Meat is tasty and most of the world would like not to be priced out of animal protein. This means we will persist in our quest to obtain more cheap meat and continue the vicious cycle by having increasingly intensive animal agriculture systems facing enormous risk.

So how do we ensure our grandchildren can still try burgers, eat dim sum, or enjoy a chicken curry? New technologies can play a role in more robust food production ecosystems and help meet our 1.5ºC climate change target.

How technology can keep meat on our plates

One way is to build climate adaptability and risk mitigation in our current systems. For example, heat-resistant feedstock crops or integrated mixed-use farming systems that are more resilient to changes in climate. For example, Pairwise is trialling a CRISPR-edited corn with more robust yields to sustain productivity.

Advancement in technologies like cultivated meat, cellular agriculture and new proteins offer an additional pressure release valve.


Cultivated meat grows animal muscle and fat cells with a lower feed and water intensity, while having the same taste and nutritional value as meat. Fork & Good’s cultivated pork, for example, uses 10x less water and 4x fewer calories than conventional hog rearing without relying on an animal so is more heat and disease resilient.

Cellular agriculture also has similar advantages. Precision fermentation for dairy and eggs from companies such as The Every Company enables us to get the same proteins without the need for animals.

Of course, the role of these technologies will be dependent on scalable solutions that improve affordability in the long term.

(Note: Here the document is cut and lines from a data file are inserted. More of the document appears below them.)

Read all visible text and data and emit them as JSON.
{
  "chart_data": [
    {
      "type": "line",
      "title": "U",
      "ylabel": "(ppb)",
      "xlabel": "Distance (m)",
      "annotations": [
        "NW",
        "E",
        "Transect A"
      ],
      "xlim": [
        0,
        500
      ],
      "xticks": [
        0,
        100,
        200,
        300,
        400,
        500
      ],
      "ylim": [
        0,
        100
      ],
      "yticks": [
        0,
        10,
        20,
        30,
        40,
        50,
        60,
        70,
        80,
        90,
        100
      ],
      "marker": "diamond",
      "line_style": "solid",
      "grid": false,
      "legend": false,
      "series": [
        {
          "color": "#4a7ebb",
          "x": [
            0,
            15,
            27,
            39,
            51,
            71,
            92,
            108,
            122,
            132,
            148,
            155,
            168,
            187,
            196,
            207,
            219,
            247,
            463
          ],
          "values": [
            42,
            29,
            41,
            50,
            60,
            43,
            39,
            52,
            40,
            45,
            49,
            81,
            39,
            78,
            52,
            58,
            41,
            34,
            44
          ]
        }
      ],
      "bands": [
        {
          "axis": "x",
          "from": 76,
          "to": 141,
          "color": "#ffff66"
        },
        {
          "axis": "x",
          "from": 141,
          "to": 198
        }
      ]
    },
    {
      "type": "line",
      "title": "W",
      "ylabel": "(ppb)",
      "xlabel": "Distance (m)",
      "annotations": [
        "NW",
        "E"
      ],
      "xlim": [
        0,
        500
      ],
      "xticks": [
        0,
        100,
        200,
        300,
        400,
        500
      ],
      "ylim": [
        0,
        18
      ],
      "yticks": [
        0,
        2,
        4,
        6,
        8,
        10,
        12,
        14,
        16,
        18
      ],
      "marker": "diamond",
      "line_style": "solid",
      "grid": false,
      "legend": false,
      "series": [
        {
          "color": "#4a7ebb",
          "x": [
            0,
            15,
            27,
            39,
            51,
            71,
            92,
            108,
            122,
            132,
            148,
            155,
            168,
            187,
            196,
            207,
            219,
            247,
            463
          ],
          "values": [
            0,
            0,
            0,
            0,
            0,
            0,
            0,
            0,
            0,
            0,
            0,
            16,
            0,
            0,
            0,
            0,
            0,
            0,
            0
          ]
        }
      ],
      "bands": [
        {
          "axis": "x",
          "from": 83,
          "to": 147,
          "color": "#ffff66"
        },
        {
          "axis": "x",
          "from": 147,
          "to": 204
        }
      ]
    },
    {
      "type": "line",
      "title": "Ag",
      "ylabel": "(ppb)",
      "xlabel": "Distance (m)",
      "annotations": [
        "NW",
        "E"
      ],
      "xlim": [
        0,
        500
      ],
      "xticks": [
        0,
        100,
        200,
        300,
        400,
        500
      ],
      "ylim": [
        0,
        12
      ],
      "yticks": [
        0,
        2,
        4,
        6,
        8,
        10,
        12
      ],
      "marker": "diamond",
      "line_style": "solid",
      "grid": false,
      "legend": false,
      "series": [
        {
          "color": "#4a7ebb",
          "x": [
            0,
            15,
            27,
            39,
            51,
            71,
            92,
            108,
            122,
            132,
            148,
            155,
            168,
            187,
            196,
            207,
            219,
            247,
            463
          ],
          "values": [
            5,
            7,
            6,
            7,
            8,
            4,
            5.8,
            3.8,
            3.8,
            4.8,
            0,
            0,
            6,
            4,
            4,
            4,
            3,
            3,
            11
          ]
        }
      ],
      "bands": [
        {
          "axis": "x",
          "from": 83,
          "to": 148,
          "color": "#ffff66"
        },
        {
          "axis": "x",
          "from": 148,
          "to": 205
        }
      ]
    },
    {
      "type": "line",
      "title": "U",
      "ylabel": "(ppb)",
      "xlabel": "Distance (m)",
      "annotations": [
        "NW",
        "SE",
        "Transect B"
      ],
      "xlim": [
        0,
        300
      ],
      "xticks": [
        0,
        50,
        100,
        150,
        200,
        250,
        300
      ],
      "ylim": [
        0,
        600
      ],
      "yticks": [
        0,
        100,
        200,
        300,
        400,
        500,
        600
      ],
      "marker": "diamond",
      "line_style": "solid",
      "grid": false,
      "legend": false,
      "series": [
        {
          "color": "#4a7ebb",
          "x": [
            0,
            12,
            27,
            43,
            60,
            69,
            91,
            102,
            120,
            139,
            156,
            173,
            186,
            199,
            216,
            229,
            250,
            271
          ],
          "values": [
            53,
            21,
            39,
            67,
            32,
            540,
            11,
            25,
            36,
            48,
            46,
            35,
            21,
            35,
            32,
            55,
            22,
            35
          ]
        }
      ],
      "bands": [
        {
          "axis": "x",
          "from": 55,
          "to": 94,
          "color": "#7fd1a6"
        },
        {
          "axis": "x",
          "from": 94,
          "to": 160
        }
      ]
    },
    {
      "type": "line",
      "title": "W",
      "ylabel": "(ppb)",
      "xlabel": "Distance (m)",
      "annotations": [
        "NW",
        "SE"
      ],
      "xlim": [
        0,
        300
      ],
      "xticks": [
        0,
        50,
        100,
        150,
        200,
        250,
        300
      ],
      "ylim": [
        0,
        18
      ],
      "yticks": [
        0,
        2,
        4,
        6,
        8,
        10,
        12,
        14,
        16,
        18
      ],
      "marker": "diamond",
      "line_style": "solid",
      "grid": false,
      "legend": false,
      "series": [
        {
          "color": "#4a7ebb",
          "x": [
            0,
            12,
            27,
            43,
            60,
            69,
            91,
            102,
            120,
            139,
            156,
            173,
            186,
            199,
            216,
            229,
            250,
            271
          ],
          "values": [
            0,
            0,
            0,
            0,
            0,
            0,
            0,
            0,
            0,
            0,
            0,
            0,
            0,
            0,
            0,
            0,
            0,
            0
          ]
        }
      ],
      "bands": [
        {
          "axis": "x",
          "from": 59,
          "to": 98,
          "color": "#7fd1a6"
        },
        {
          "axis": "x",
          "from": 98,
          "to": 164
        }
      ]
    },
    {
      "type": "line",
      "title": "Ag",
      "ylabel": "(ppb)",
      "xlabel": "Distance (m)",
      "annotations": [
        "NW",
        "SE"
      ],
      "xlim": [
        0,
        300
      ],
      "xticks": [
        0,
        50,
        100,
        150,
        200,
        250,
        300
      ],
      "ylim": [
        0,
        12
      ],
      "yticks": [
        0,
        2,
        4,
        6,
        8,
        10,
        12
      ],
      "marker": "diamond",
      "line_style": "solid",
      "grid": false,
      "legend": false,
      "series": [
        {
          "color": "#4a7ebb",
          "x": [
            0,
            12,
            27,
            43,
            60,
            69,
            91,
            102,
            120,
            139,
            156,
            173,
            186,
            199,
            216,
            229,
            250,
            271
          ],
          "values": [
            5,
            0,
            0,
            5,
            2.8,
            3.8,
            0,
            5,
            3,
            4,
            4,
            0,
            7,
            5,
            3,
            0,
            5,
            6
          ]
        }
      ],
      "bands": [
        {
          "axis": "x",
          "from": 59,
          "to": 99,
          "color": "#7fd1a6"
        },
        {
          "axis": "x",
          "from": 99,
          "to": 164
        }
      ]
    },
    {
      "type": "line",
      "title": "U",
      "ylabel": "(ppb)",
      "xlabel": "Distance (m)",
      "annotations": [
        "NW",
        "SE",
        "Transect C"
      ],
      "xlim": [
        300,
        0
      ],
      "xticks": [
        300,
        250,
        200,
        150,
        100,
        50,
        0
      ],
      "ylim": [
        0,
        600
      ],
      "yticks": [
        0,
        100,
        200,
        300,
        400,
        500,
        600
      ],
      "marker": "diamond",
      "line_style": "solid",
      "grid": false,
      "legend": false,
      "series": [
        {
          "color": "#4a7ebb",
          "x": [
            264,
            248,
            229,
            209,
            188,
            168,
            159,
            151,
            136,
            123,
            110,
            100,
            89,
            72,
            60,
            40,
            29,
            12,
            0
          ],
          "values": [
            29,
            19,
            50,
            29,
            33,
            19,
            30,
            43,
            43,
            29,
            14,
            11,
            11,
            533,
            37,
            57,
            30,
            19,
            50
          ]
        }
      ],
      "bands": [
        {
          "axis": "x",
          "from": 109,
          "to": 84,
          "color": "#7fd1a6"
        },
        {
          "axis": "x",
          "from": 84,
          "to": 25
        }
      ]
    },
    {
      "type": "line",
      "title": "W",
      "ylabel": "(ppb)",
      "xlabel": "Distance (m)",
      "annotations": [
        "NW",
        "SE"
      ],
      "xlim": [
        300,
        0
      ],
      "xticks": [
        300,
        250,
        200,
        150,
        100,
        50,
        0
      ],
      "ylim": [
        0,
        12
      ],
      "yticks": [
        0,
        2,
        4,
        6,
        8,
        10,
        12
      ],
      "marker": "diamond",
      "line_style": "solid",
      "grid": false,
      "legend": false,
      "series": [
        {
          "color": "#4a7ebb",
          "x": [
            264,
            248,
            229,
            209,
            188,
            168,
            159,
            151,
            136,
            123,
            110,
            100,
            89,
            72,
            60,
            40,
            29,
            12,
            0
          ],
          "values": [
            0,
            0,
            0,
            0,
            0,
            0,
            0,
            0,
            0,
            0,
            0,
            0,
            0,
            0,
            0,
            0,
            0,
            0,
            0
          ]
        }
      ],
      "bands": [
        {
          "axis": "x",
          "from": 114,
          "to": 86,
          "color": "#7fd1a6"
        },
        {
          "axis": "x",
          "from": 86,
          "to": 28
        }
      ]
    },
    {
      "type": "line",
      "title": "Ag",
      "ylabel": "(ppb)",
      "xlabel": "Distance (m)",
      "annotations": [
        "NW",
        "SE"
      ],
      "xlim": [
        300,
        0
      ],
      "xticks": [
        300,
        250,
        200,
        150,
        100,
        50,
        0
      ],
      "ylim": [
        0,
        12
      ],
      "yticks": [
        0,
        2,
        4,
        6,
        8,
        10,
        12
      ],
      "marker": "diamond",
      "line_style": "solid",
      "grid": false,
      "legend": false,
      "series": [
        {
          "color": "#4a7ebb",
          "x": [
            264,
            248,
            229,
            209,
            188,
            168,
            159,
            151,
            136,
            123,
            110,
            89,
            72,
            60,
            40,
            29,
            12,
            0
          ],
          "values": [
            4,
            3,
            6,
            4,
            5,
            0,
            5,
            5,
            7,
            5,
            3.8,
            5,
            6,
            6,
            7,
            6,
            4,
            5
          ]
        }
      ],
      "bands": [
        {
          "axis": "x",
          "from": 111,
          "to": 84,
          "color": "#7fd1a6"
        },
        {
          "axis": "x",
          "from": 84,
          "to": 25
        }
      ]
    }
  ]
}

For example, at Fork & Good research efforts have brought down costs 300 times over four years. We must also consider where protein access is low and nutrient deficiency high, to tailor the forms of animal, plant or cellular agriculture introduced to increase access to protein.


What is the World Economic Forum doing to help ensure global food security?

Given the scale of the problem, it will be important to consider a multi-pronged approach and support innovation in the sector by promoting investment in new technologies such as cultivated meat.

Scientists, policy-makers and the food industry have an opportunity to work together to speed up the use of sustainable practices and support the scale-up of new technologies.

Ultimately this will allow future generations to experience the variety of foods we enjoy today, and even keep the occasional burger on the menu.